We are seeing a couple of large trends converging in 2016. One was widespread adoption of encryption and in particular the adoption of managed encryption in virtualized environments. The other is the increasingly widespread adoption of SDDC in the enterprise. No longer restricted to the cutting edge or early adopters, SDDC has gone mainstream to the extent that it will be increasingly difficult for non-adopters to effectively compete. In the past, we looked forward to the potential that cloud and virtualization represented. Today, organizations are reaping the benefits – some more than others.
In order to get a handle on exactly how far things have come, we conducted a survey of over 500 IT Executives, Managers and even some Individual Contributors to keep things real. You can read about some of our findings in the latest press release on the SDDC Study.
With all that said, let’s take a look at some of the findings from the SDDC Study.
75% are planning to move workloads to the cloud. Of those, 32% are planning to move at least some of their workloads to Microsoft Azure. Couple things here – one being the cloud is hot, which we already knew. The other being that Azure is hot, showing that the Microsoft strategy of trying harder like Avis is paying off. While AWS holds about 31% of the global market, Azure with only one third the market share is growing twice as fast.
Of course, when figuring out the roadmap for your company, team and personal career, there can be a number of concerns. For those facing the challenge (or opportunity) of cloud migration, those concerns include data breaches (60%), security and control (60%) and monitoring and visibility (55%). Yes, the cloud can be a good thing, but it is good to see that people are going in with eyes open. Even better to see that when thinking rationally about potential challenges that there are current and well understood ways of addressing these issues.

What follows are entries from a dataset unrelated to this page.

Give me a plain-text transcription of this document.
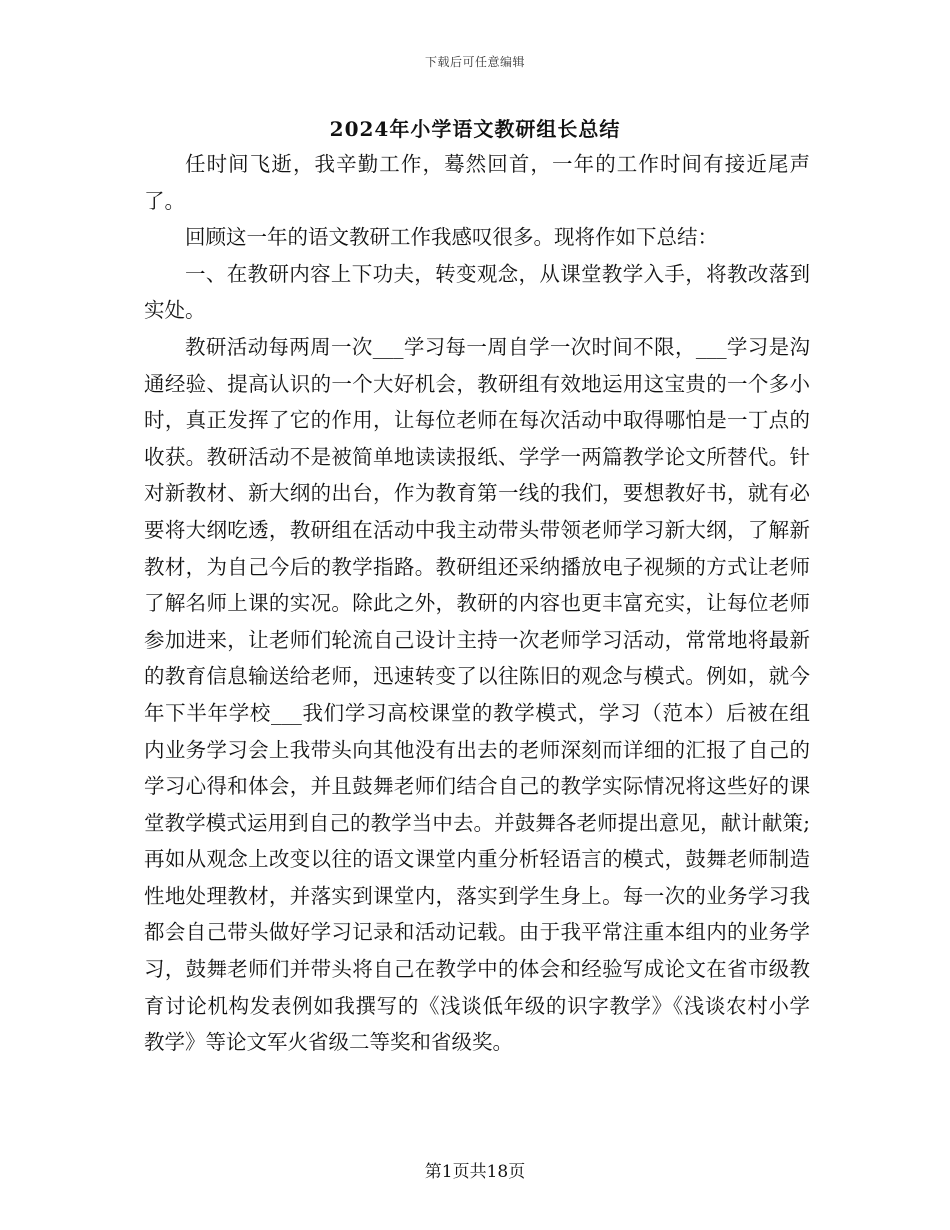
下载后可任意编辑
2024年小学语文教研组长总结

任时间飞逝，我辛勤工作，蓦然回首，一年的工作时间有接近尾声了。

回顾这一年的语文教研工作我感叹很多。现将作如下总结：

一、在教研内容上下功夫，转变观念，从课堂教学入手，将教改落到实处。

教研活动每两周一次___学习每一周自学一次时间不限，___学习是沟通经验、提高认识的一个大好机会，教研组有效地运用这宝贵的一个多小时，真正发挥了它的作用，让每位老师在每次活动中取得哪怕是一丁点的收获。教研活动不是被简单地读读报纸、学学一两篇教学论文所替代。针对新教材、新大纲的出台，作为教育第一线的我们，要想教好书，就有必要将大纲吃透，教研组在活动中我主动带头带领老师学习新大纲，了解新教材，为自己今后的教学指路。教研组还采纳播放电子视频的方式让老师了解名师上课的实况。除此之外，教研的内容也更丰富充实，让每位老师参加进来，让老师们轮流自己设计主持一次老师学习活动，常常地将最新的教育信息输送给老师，迅速转变了以往陈旧的观念与模式。例如，就今年下半年学校___我们学习高校课堂的教学模式，学习（范本）后被在组内业务学习会上我带头向其他没有出去的老师深刻而详细的汇报了自己的学习心得和体会，并且鼓舞老师们结合自己的教学实际情况将这些好的课堂教学模式运用到自己的教学当中去。并鼓舞各老师提出意见，献计献策;再如从观念上改变以往的语文课堂内重分析轻语言的模式，鼓舞老师制造性地处理教材，并落实到课堂内，落实到学生身上。每一次的业务学习我都会自己带头做好学习记录和活动记载。由于我平常注重本组内的业务学习，鼓舞老师们并带头将自己在教学中的体会和经验写成论文在省市级教育讨论机构发表例如我撰写的《浅谈低年级的识字教学》《浅谈农村小学教学》等论文军火省级二等奖和省级奖。

第1页共18页
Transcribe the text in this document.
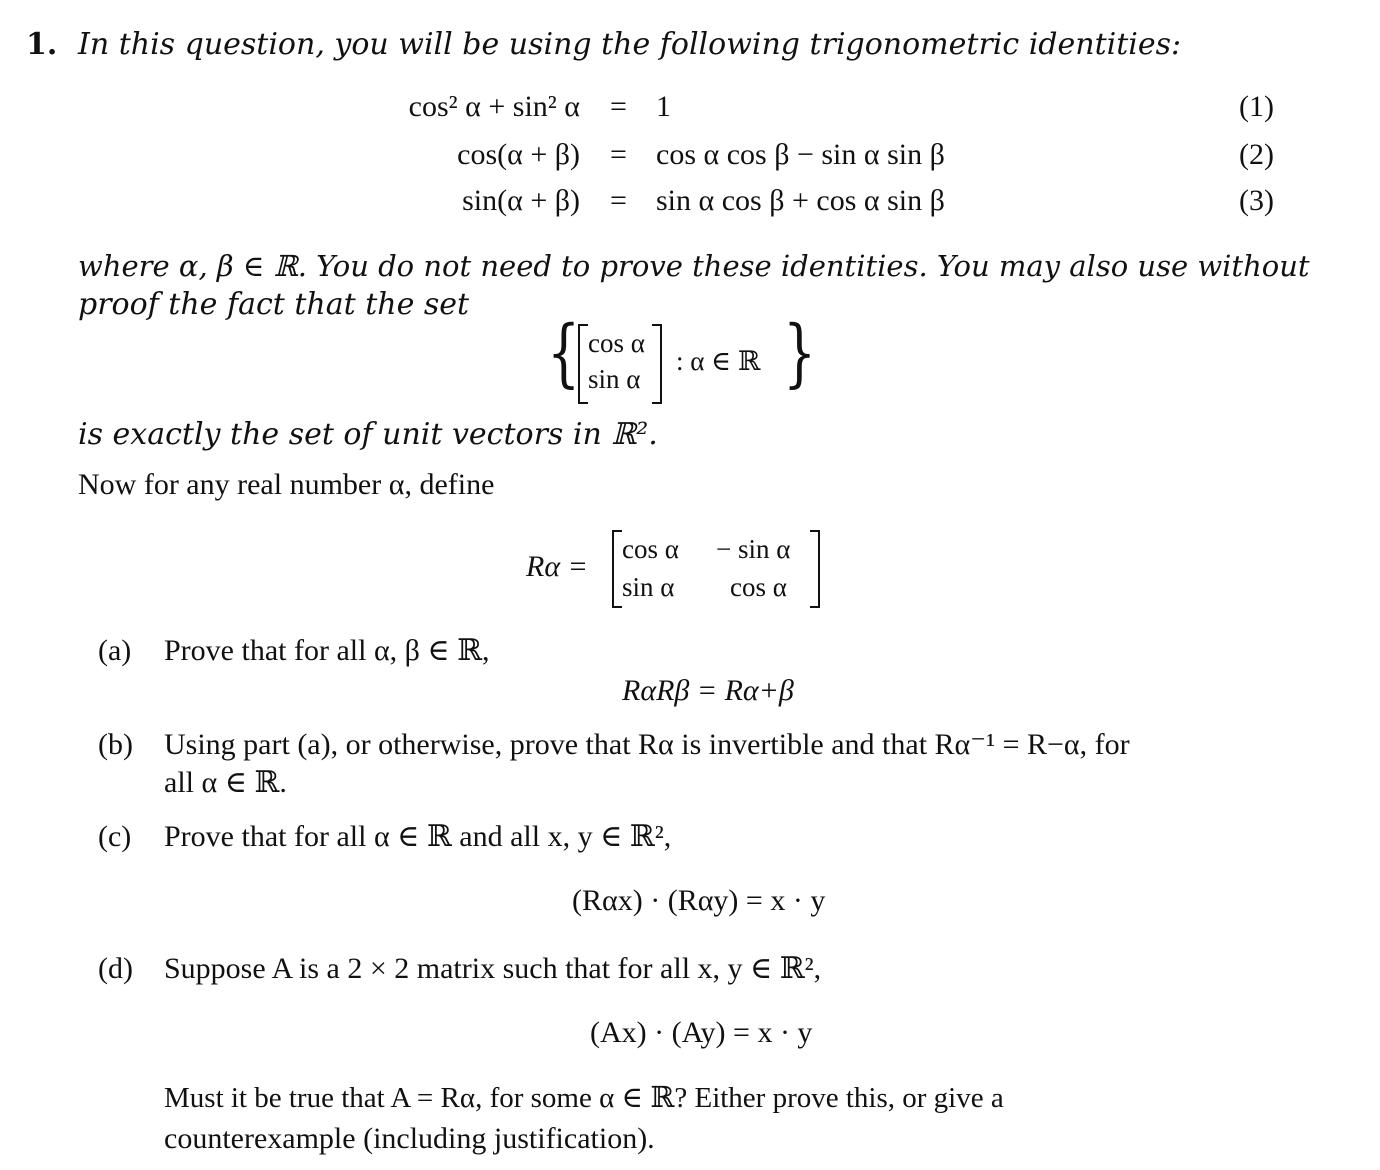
1. In this question, you will be using the following trigonometric identities:
cos² α + sin² α = 1	(1)
cos(α + β) = cos α cos β − sin α sin β	(2)
sin(α + β) = sin α cos β + cos α sin β	(3)
where α, β ∈ ℝ. You do not need to prove these identities. You may also use without
proof the fact that the set
{ cos α
sin α
: α ∈ ℝ }
is exactly the set of unit vectors in ℝ².
Now for any real number α, define
Rα =
cos α − sin α
sin α cos α
(a) Prove that for all α, β ∈ ℝ,
RαRβ = Rα+β
(b) Using part (a), or otherwise, prove that Rα is invertible and that Rα⁻¹ = R−α, for
all α ∈ ℝ.
(c) Prove that for all α ∈ ℝ and all x, y ∈ ℝ²,
(Rαx) · (Rαy) = x · y
(d) Suppose A is a 2 × 2 matrix such that for all x, y ∈ ℝ²,
(Ax) · (Ay) = x · y
Must it be true that A = Rα, for some α ∈ ℝ? Either prove this, or give a
counterexample (including justification).
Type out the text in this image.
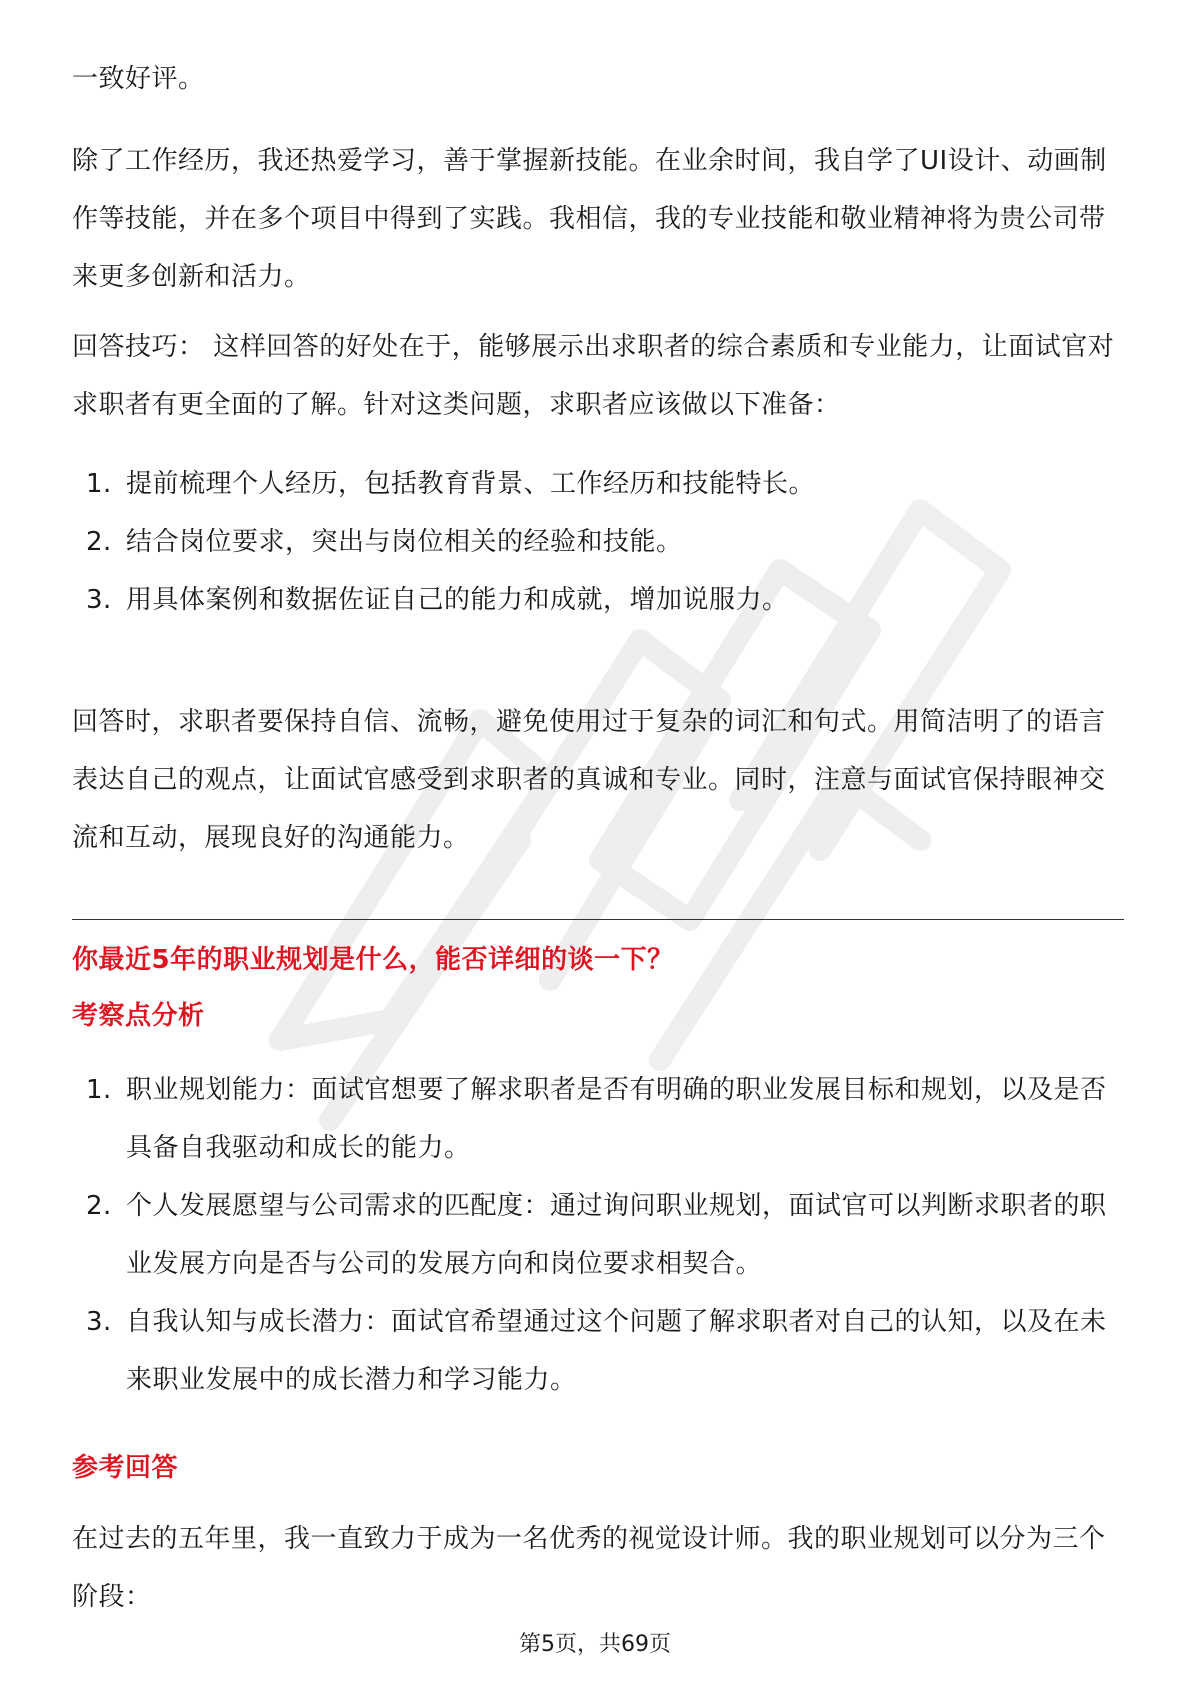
一致好评。

除了工作经历，我还热爱学习，善于掌握新技能。在业余时间，我自学了UI设计、动画制作等技能，并在多个项目中得到了实践。我相信，我的专业技能和敬业精神将为贵公司带来更多创新和活力。

回答技巧： 这样回答的好处在于，能够展示出求职者的综合素质和专业能力，让面试官对求职者有更全面的了解。针对这类问题，求职者应该做以下准备：

1. 提前梳理个人经历，包括教育背景、工作经历和技能特长。
2. 结合岗位要求，突出与岗位相关的经验和技能。
3. 用具体案例和数据佐证自己的能力和成就，增加说服力。

回答时，求职者要保持自信、流畅，避免使用过于复杂的词汇和句式。用简洁明了的语言表达自己的观点，让面试官感受到求职者的真诚和专业。同时，注意与面试官保持眼神交流和互动，展现良好的沟通能力。

你最近5年的职业规划是什么，能否详细的谈一下？
考察点分析
1. 职业规划能力：面试官想要了解求职者是否有明确的职业发展目标和规划，以及是否具备自我驱动和成长的能力。
2. 个人发展愿望与公司需求的匹配度：通过询问职业规划，面试官可以判断求职者的职业发展方向是否与公司的发展方向和岗位要求相契合。
3. 自我认知与成长潜力：面试官希望通过这个问题了解求职者对自己的认知，以及在未来职业发展中的成长潜力和学习能力。
参考回答

在过去的五年里，我一直致力于成为一名优秀的视觉设计师。我的职业规划可以分为三个阶段：

第5页，共69页
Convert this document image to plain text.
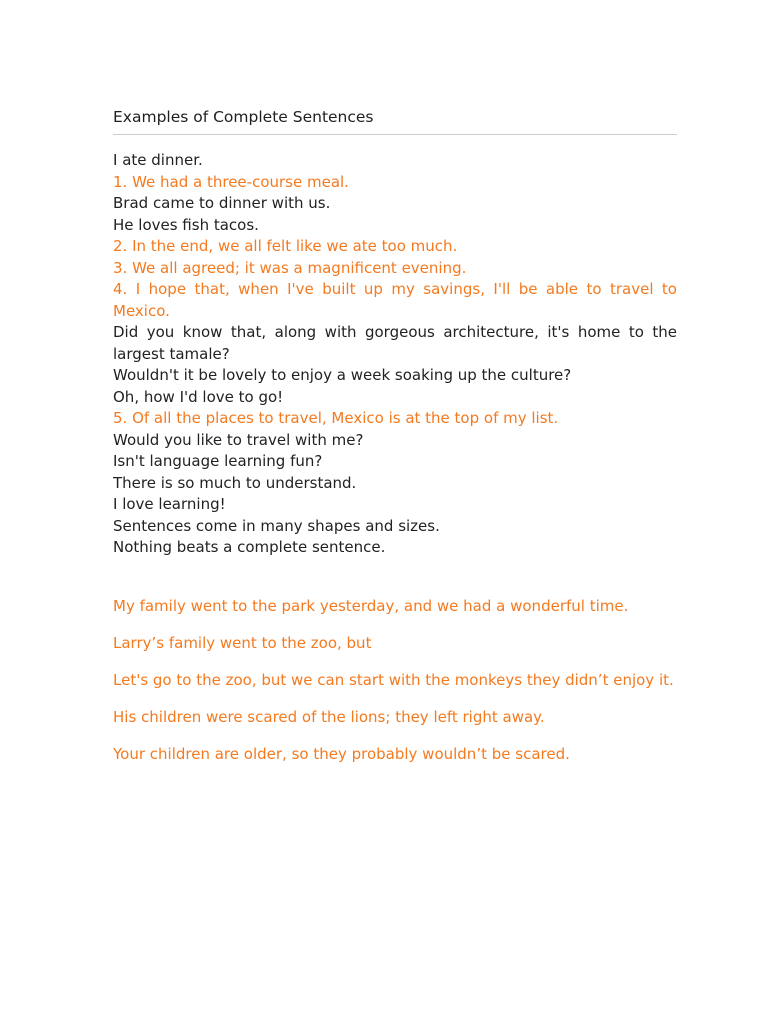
Examples of Complete Sentences

I ate dinner.

1. We had a three-course meal.

Brad came to dinner with us.

He loves fish tacos.

2. In the end, we all felt like we ate too much.

3. We all agreed; it was a magnificent evening.

4. I hope that, when I've built up my savings, I'll be able to travel to Mexico.

Did you know that, along with gorgeous architecture, it's home to the largest tamale?

Wouldn't it be lovely to enjoy a week soaking up the culture?

Oh, how I'd love to go!

5. Of all the places to travel, Mexico is at the top of my list.

Would you like to travel with me?

Isn't language learning fun?

There is so much to understand.

I love learning!

Sentences come in many shapes and sizes.

Nothing beats a complete sentence.

My family went to the park yesterday, and we had a wonderful time.

Larry’s family went to the zoo, but

Let's go to the zoo, but we can start with the monkeys they didn’t enjoy it.

His children were scared of the lions; they left right away.

Your children are older, so they probably wouldn’t be scared.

When we look at what exactly is being encrypted, some surprises come up in that many are being surprisingly selective with regards to what they are encrypting. Sure, 31% are encrypting the entire workload, but 20% are encrypting just the production data within the workload, 17% just the private data or PII, 11% workloads impacted by compliance and 5% only the data subject to compliance regulations.
Another important thing to look at is what has already been virtualized and the answers here are somewhat surprising. While the 60% adoption rate for Test/Dev servers is expected, since that is on of the first places virtualization was widely deployed in many environments, only 45% of mission critical servers have been virtualized, with storage, directory and network all weighing in at 55%.
When you look at what virtualization is actually used for, disaster recovery has always been a top use case and it remains so today. 60% report this use case. Another 60% use virtualization and cloud to fuel test and development environments, a natural considering the agility required. Finally, 55% have virtualized directory services like Active Directory.
Anyway, the voyage to the cloud is certainly an interesting one. You see shadow IT adopting random SaaS offerings, there is the challenge of picking the best cloud provider (may not be the biggest or most well known) and even questions around private, hybrid and public and what the best mix is going to end up looking like. The good news is that there are many right answers and many resources to help deal with some of the rational concerns. The bad news is the chosing to do nothing is increasingly looking like the wrong move and that those still waiting to dip a toe in the water are going to start to feel pressure to move forward one way or another.